International briefs

Poll boost for Brown

LONDON: British Prime Minister Gordon Brown’s governing Labour Party is closing the gap on the Conservatives, a new poll showed Sunday, raising the prospect of a hung parliament at the general election due by June. The Ipsos Mori poll for The Observer newspaper put the centre-right Conservatives on 37 percent support and centre-left Labour on 31 percent -- the smallest gap for nearly a year. The centre-left Liberal Democrats were on 17 percent, suggesting the election could end in a hung parliament where no party has a majority. The Conservatives would likely need a nine per cent lead to claim an overall majority in parliament -- 326 seats. The Liberal Democrats currently hold 63 seats.

Israeli strikes on Gaza

GAZA CITY: Three Israeli air strikes on the Hamas-run Gaza Strip overnight wounded eight Palestinians, one of them seriously, medics said on Sunday. Five people were wounded, including the one seriously, in a raid carried out on smuggling tunnels near the southern town of Rafah, they said. The other three people were wounded in strikes against metal workshops in the territory, one of them in the centre and the other in the north, they said. An army spokesman told AFP the raids came in response to a rocket fired on Saturday into southern Israel from the enclave, which landed without causing injuries or damage.
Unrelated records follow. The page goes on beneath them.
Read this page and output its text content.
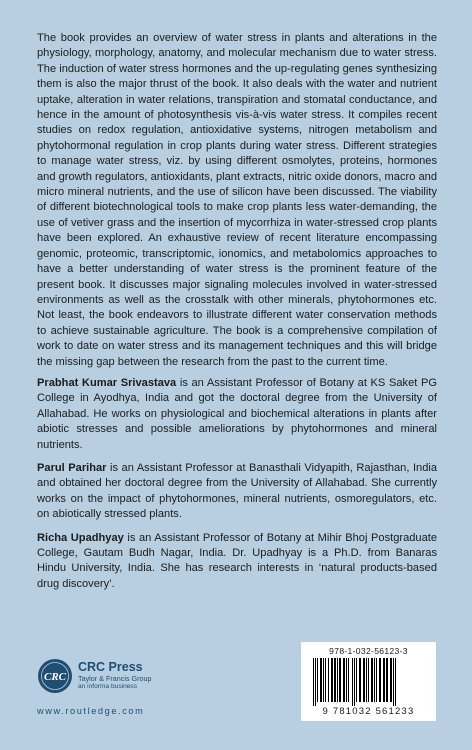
The book provides an overview of water stress in plants and alterations in the physiology, morphology, anatomy, and molecular mechanism due to water stress. The induction of water stress hormones and the up-regulating genes synthesizing them is also the major thrust of the book. It also deals with the water and nutrient uptake, alteration in water relations, transpiration and stomatal conductance, and hence in the amount of photosynthesis vis-à-vis water stress. It compiles recent studies on redox regulation, antioxidative systems, nitrogen metabolism and phytohormonal regulation in crop plants during water stress. Different strategies to manage water stress, viz. by using different osmolytes, proteins, hormones and growth regulators, antioxidants, plant extracts, nitric oxide donors, macro and micro mineral nutrients, and the use of silicon have been discussed. The viability of different biotechnological tools to make crop plants less water-demanding, the use of vetiver grass and the insertion of mycorrhiza in water-stressed crop plants have been explored. An exhaustive review of recent literature encompassing genomic, proteomic, transcriptomic, ionomics, and metabolomics approaches to have a better understanding of water stress is the prominent feature of the present book. It discusses major signaling molecules involved in water-stressed environments as well as the crosstalk with other minerals, phytohormones etc. Not least, the book endeavors to illustrate different water conservation methods to achieve sustainable agriculture. The book is a comprehensive compilation of work to date on water stress and its management techniques and this will bridge the missing gap between the research from the past to the current time.

Prabhat Kumar Srivastava is an Assistant Professor of Botany at KS Saket PG College in Ayodhya, India and got the doctoral degree from the University of Allahabad. He works on physiological and biochemical alterations in plants after abiotic stresses and possible ameliorations by phytohormones and mineral nutrients.

Parul Parihar is an Assistant Professor at Banasthali Vidyapith, Rajasthan, India and obtained her doctoral degree from the University of Allahabad. She currently works on the impact of phytohormones, mineral nutrients, osmoregulators, etc. on abiotically stressed plants.

Richa Upadhyay is an Assistant Professor of Botany at Mihir Bhoj Postgraduate College, Gautam Budh Nagar, India. Dr. Upadhyay is a Ph.D. from Banaras Hindu University, India. She has research interests in ‘natural products-based drug discovery’.

CRC
CRC Press
Taylor & Francis Group
an informa business
www.routledge.com
978-1-032-56123-3
9 781032 561233
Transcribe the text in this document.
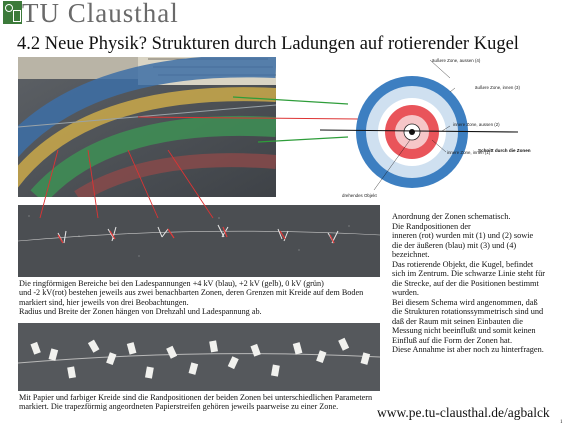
TU Clausthal
4.2 Neue Physik? Strukturen durch Ladungen auf rotierender Kugel
äußere Zone, aussen (4)
äußere Zone, innen (3)
innere Zone, aussen (2)
innere Zone, innen (1)
Schnitt durch die Zonen
drehendes Objekt
Die ringförmigen Bereiche bei den Ladespannungen +4 kV (blau), +2 kV (gelb), 0 kV (grün)
und -2 kV(rot) bestehen jeweils aus zwei benachbarten Zonen, deren Grenzen mit Kreide auf dem Boden markiert sind, hier jeweils von drei Beobachtungen.
Radius und Breite der Zonen hängen von Drehzahl und Ladespannung ab.
Mit Papier und farbiger Kreide sind die Randpositionen der beiden Zonen bei unterschiedlichen Parametern markiert. Die trapezförmig angeordneten Papierstreifen gehören jeweils paarweise zu einer Zone.
Anordnung der Zonen schematisch.
Die Randpositionen der
inneren (rot) wurden mit (1) und (2) sowie
die der äußeren (blau) mit (3) und (4)
bezeichnet.
Das rotierende Objekt, die Kugel, befindet
sich im Zentrum. Die schwarze Linie steht für
die Strecke, auf der die Positionen bestimmt
wurden.
Bei diesem Schema wird angenommen, daß
die Strukturen rotationssymmetrisch sind und
daß der Raum mit seinen Einbauten die
Messung nicht beeinflußt und somit keinen
Einfluß auf die Form der Zonen hat.
Diese Annahme ist aber noch zu hinterfragen.
www.pe.tu-clausthal.de/agbalck
1
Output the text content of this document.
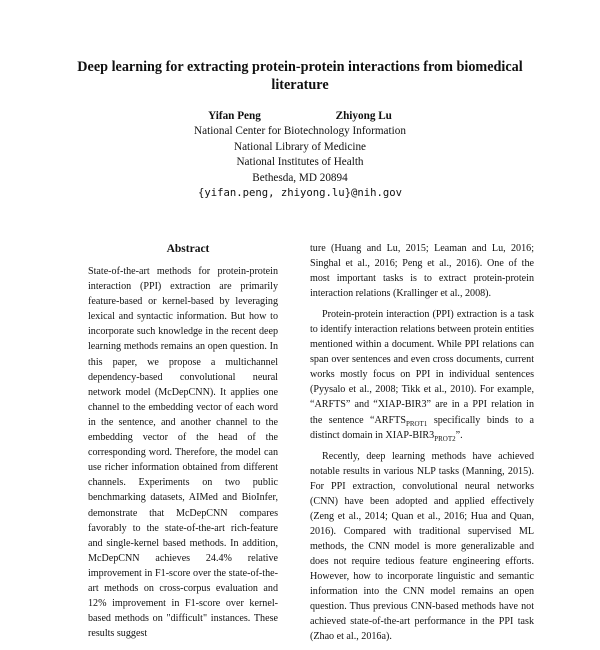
Deep learning for extracting protein-protein interactions from biomedical literature
Yifan Peng	Zhiyong Lu
National Center for Biotechnology Information
National Library of Medicine
National Institutes of Health
Bethesda, MD 20894
{yifan.peng, zhiyong.lu}@nih.gov
Abstract

State-of-the-art methods for protein-protein interaction (PPI) extraction are primarily feature-based or kernel-based by leveraging lexical and syntactic information. But how to incorporate such knowledge in the recent deep learning methods remains an open question. In this paper, we propose a multichannel dependency-based convolutional neural network model (McDepCNN). It applies one channel to the embedding vector of each word in the sentence, and another channel to the embedding vector of the head of the corresponding word. Therefore, the model can use richer information obtained from different channels. Experiments on two public benchmarking datasets, AIMed and BioInfer, demonstrate that McDepCNN compares favorably to the state-of-the-art rich-feature and single-kernel based methods. In addition, McDepCNN achieves 24.4% relative improvement in F1-score over the state-of-the-art methods on cross-corpus evaluation and 12% improvement in F1-score over kernel-based methods on "difficult" instances. These results suggest

ture (Huang and Lu, 2015; Leaman and Lu, 2016; Singhal et al., 2016; Peng et al., 2016). One of the most important tasks is to extract protein-protein interaction relations (Krallinger et al., 2008).

Protein-protein interaction (PPI) extraction is a task to identify interaction relations between protein entities mentioned within a document. While PPI relations can span over sentences and even cross documents, current works mostly focus on PPI in individual sentences (Pyysalo et al., 2008; Tikk et al., 2010). For example, “ARFTS” and “XIAP-BIR3” are in a PPI relation in the sentence “$ARFTS_{PROT1}$ specifically binds to a distinct domain in XIAP-$BIR3_{PROT2}$”.

Recently, deep learning methods have achieved notable results in various NLP tasks (Manning, 2015). For PPI extraction, convolutional neural networks (CNN) have been adopted and applied effectively (Zeng et al., 2014; Quan et al., 2016; Hua and Quan, 2016). Compared with traditional supervised ML methods, the CNN model is more generalizable and does not require tedious feature engineering efforts. However, how to incorporate linguistic and semantic information into the CNN model remains an open question. Thus previous CNN-based methods have not achieved state-of-the-art performance in the PPI task (Zhao et al., 2016a).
It marked the latest violence along Gaza’s border, which has been mostly quiet since a war that Israel launched on Hamas in Gaza on December 27 in response to rocket fire ended with mutual ceasefires on January 18.

Climate change meet

COPENHAGEN: Sixty-five world leaders have so far confirmed they will attend the UN Copenhagen climate summit next month, Danish Prime Minister Lars Loekke Rasmussen said on Sunday. Leaders from Brazil, Germany, France, Britain and Australia are among those who have “responded positively” to the invite, Rasmussen said during his party’s annual conference in the central city of Odense.